English scrumhalf Jack van Poortvliet injured his ankle in their sole warm-up win, at home to Wales, and winger Anthony Watson has also been ruled out of the World Cup after picking up a calf injury in their loss to Ireland.

Wales captain Ken Owens has been ruled out of the tournament with a back injury, while Sevu Reece and George Bower are the two notable absentees for the All Blacks.

The Wallabies duo of Len Ikitau and Allan Alaalatoa – likely starters insomuch as anyone falls into that category under Eddie Jones – have also been victims of the warm-up games. Argentina’s loosehead Ignacio Calles ruptured his Achilles and is out of the tournament too.

Not only is this, first and foremost, a cruel blow for all the players concerned, but the 2023 World Cup is the poorer for their absence. Maybe it’s the normal toll which the game has exacted in the professional era, but it does feel excessive.

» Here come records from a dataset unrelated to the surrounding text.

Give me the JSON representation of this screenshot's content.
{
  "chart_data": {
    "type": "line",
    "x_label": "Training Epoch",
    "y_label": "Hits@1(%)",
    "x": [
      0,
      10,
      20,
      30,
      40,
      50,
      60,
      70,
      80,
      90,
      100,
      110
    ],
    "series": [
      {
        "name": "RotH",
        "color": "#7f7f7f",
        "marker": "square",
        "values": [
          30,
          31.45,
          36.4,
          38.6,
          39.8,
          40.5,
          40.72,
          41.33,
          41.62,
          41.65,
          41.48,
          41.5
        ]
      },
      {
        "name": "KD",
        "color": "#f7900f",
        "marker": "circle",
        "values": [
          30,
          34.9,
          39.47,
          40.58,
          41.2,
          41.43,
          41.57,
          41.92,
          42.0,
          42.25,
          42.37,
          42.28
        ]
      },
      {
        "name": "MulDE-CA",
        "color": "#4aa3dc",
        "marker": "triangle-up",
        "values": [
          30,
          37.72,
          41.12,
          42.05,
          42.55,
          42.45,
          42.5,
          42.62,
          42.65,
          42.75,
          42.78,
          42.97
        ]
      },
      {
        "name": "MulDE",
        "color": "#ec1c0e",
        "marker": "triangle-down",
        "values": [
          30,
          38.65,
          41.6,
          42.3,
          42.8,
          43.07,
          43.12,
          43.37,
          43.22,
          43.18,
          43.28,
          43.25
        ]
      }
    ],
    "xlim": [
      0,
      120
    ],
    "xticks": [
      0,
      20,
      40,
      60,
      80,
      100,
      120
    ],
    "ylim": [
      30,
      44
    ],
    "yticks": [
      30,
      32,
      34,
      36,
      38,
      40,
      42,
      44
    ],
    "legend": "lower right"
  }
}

Medical science keeps progressing and improving. And hence there are good stories too, such as the Springboks captain Siya Kolisi returning so impressively in their warm-up games after undergoing knee ligament surgery less than four months ago.

However, amid the sometimes conflicting conclusion of independent disciplinary committees and 7-1 splits on the bench, more than ever it seems rugby need to look after its battered warriors.